Bitcoin mining is notoriously energy-intensive, but new research suggests it could contribute as much to climate change as the beef or crude oil industry, according to one estimate. In a study published Thursday in Scientific reportsthe researchers compared the approximate environmental cost of digital currency mining to the impact of other industries and countries.
“Within the general public, I think a lot of people are still struggling with what bitcoin is,” said Benjamin Jones, an environmental economist at the University of New Mexico and co-author of the study. popular scienceIt’s Miyo McGinn. “But we have to be aware of the huge impact this has on the environment. It is very damaging. »

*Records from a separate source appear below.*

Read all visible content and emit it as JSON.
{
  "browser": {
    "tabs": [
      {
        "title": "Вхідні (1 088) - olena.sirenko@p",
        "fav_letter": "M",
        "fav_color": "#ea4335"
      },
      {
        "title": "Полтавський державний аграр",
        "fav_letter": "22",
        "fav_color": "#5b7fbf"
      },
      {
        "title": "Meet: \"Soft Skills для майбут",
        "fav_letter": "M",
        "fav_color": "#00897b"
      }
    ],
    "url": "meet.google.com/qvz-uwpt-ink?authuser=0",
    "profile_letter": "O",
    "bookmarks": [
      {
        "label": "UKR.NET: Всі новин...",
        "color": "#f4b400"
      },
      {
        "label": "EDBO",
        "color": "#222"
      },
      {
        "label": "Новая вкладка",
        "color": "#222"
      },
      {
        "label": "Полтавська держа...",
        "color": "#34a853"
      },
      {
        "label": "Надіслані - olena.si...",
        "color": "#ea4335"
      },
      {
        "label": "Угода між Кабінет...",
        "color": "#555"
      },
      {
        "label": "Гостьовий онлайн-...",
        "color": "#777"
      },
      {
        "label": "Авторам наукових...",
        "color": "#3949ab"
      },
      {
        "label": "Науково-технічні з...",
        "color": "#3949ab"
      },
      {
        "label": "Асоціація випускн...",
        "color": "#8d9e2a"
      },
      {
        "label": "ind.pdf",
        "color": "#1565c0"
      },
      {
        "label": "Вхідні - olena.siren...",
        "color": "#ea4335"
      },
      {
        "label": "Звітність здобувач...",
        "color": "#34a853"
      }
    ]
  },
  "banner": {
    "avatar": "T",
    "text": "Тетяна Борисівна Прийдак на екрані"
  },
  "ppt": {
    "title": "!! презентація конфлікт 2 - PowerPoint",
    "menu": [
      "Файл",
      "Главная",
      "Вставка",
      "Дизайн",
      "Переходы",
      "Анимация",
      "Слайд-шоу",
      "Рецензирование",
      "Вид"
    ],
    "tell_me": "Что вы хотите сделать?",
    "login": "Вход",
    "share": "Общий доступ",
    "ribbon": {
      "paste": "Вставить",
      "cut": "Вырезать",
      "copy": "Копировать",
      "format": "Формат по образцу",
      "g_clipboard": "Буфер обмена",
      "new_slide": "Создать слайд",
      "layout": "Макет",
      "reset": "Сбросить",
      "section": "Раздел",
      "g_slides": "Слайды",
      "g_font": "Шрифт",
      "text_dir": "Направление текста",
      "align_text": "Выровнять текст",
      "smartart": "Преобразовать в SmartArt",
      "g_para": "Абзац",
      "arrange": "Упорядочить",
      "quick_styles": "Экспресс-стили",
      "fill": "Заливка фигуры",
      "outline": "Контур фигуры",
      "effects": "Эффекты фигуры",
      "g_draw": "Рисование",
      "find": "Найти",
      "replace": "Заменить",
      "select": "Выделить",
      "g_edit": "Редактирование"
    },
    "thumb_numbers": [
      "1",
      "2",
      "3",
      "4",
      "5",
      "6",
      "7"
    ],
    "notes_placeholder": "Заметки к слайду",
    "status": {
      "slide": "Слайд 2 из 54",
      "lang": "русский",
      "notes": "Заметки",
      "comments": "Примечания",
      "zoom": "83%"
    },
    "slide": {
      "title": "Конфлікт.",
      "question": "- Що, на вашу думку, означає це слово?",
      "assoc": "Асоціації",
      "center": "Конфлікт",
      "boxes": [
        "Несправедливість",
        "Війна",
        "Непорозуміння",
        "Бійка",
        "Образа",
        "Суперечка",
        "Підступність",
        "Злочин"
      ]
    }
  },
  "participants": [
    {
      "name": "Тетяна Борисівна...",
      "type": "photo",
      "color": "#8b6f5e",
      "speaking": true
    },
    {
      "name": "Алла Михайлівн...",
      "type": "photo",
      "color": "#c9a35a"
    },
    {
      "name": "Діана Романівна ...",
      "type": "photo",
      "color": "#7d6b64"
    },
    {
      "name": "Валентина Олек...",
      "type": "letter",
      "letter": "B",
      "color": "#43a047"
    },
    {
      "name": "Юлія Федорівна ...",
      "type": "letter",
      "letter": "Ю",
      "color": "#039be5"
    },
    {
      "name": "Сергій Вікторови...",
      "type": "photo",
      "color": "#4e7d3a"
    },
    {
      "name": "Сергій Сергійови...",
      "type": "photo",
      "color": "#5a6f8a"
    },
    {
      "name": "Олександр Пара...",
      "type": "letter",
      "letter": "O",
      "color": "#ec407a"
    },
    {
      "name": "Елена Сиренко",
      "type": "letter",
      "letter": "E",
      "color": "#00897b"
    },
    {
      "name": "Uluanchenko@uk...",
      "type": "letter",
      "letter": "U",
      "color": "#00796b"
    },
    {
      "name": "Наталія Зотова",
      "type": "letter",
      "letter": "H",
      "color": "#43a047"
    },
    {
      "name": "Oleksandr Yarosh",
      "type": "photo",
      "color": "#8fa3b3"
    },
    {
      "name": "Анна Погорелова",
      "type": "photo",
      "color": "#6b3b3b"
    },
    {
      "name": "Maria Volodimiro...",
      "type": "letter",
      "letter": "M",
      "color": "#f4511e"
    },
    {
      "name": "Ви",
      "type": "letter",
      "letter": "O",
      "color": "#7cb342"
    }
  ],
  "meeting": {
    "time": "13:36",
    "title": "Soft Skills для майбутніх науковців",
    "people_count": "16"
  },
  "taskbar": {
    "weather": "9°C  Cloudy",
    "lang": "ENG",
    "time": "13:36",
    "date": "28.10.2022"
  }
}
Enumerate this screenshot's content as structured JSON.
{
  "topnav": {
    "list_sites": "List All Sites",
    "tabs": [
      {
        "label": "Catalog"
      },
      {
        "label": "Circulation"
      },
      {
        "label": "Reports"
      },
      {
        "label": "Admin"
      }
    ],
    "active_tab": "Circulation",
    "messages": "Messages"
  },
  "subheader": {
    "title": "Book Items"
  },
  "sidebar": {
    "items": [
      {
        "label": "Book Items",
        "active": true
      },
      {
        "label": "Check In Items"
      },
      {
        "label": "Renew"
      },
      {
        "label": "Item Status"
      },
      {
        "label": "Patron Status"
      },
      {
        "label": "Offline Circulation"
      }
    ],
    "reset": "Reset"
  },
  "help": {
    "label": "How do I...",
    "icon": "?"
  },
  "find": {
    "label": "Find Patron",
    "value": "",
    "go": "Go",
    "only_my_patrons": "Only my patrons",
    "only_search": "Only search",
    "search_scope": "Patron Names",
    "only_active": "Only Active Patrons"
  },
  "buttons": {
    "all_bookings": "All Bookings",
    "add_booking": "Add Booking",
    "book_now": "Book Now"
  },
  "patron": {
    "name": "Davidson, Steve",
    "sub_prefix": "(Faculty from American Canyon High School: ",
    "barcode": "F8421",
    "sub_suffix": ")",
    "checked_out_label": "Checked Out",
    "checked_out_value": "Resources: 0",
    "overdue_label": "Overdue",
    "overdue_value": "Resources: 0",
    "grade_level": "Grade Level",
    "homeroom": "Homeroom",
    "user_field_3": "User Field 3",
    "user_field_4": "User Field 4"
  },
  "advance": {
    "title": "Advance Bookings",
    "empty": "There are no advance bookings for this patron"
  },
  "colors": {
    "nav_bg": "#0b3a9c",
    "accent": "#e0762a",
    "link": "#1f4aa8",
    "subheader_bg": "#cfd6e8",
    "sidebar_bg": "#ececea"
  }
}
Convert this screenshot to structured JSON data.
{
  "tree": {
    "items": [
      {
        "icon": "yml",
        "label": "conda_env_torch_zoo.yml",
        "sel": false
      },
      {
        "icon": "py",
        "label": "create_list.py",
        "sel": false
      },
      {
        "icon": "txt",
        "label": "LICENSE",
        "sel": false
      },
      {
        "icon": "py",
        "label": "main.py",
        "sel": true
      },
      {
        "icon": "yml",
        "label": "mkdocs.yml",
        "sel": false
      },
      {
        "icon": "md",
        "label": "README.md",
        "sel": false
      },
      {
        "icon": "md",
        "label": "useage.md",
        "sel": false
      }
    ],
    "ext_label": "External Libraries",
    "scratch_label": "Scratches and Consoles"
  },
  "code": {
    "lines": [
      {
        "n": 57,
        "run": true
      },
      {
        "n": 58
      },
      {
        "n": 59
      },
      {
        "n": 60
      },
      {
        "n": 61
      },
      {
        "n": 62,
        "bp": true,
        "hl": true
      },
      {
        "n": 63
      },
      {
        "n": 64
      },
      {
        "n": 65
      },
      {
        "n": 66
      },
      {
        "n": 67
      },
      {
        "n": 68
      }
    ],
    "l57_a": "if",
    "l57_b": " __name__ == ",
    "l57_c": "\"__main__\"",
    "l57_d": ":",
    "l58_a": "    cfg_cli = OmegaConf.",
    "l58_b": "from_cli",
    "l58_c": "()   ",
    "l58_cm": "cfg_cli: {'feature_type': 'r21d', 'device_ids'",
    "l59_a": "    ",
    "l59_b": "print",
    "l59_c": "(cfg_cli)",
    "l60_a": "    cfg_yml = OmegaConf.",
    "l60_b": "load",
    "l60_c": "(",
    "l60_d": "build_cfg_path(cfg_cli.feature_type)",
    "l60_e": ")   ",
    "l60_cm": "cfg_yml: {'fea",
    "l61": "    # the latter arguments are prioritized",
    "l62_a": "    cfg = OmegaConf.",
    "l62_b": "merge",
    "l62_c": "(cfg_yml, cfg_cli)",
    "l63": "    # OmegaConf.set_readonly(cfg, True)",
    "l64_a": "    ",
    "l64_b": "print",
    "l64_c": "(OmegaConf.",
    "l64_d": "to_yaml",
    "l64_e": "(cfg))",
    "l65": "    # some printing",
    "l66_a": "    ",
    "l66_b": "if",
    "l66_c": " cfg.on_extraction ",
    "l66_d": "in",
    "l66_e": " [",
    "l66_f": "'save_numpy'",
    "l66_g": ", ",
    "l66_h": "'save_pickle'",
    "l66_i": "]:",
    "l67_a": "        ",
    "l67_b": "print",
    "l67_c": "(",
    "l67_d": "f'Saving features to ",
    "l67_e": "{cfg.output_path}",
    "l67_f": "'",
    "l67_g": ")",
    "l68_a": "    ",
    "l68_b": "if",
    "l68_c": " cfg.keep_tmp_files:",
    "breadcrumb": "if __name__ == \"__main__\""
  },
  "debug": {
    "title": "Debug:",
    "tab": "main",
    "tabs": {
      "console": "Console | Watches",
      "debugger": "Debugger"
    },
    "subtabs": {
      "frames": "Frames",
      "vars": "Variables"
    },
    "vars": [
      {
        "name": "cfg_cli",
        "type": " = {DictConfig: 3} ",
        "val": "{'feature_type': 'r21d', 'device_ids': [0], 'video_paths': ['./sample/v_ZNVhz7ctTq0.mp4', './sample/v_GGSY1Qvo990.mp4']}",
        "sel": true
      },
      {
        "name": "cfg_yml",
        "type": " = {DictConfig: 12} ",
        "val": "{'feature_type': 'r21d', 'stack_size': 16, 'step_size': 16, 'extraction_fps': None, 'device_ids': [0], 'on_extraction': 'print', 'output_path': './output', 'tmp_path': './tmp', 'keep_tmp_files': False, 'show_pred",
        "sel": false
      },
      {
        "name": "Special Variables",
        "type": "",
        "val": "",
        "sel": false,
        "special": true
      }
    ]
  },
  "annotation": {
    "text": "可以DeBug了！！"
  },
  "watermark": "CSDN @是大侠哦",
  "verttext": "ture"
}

Bitcoin mining is the process by which new currency comes into circulation and transactions are verified. This process requires specialized computers that solve complex mathematical problems. The first miner to solve a given problem wins a predetermined amount of digital coins, written new scientistis Corryn Wetzel. Miners with the most powerful computers can make more guesses, allowing them to solve a problem faster and increasing their chances of winning.
“Because it’s worth a lot of money, you have a lot of people getting into this guessing game,” Jones said. new scientist. “It uses a lot of electricity, and most of that electricity comes from fossil fuels.”
To calculate the impact of mining, the researchers looked at the number of bitcoins mined daily between 2016 and 2021. They took into account the amount and type of energy used by miners, as well as their locations to estimate emissions per piece, per new scientist.
Using the social cost of carbon, a common metric to assess the financial damage caused by greenhouse gases, the researchers calculated the climate cost of Bitcoin. On average, they found that for every dollar of bitcoin value produced, the process resulted in 35 cents of global climate damage, or 35% of its market value. By comparison, weather damage from beef reached 33% of its market value, and damage from gasoline produced from crude oil was 41%.
In May 2020, Bitcoin damage peaked at 156% of the coin price, according to the study.
“We find multiple instances between 2016 and 2021 where bitcoin is more damaging to the climate than a single bitcoin is actually worth,” Jones said in a statement. “In other words, Bitcoin mining, in some cases, creates climate damage greater than the value of a coin. This is extremely troubling from a sustainability perspective.
Carbon emissions from mining a single bitcoin have increased from 0.9 tons in 2016 to 113 tons in 2021, a 126-fold increase. The industry’s annual carbon footprint is comparable to that of the Greece, according to Digiconomist. And in 2020 Bitcoin used 75.4 terawatt hours of electricity, more than Austria (69.9) or Portugal (48.4).
But the environmental impact of mining this cryptocurrency does not just come from its emissions. “In addition to energy consumption, you need to consider hardware use and electronic waste,” says Alex de Vries, a researcher in digital currencies at Vrije Universiteit Amsterdam in the Netherlands who was not involved. to the new search, for popular science.
The equipment used for mining is highly specialized – it is only used to mine bitcoins, says de Vries popular science. Therefore, computer chips are obsolete in just one and a half years, and then they become waste. A single Bitcoin transaction creates about 400 grams of e-waste, which is equivalent to 2.44 iPhone 12 devices, according to Digiconomist, which de Vries founded.
“[Computing] devices end up in unknown locations for unknown durations, potentially releasing toxic materials into soil and water,” he said. popular science. “Or they are thrown into an incinerator and the toxic materials are released into the air.”
It is possible to produce cryptocurrency in a less energy-intensive way: another popular cryptocurrency, Ethereum, made a change in September that was supposed to reduce its electricity consumption by 99%. Jones tells new scientist he hopes Bitcoin will make a similar move.
At the moment, however, the climate impact of mining these coins remains high. The authors write that their findings raise a “set of sustainability red flags.” Bitcoin proponents have called the virtual currency “digital gold”. But “from a climate damage perspective,” the authors write, “it works more like ‘digital raw’.”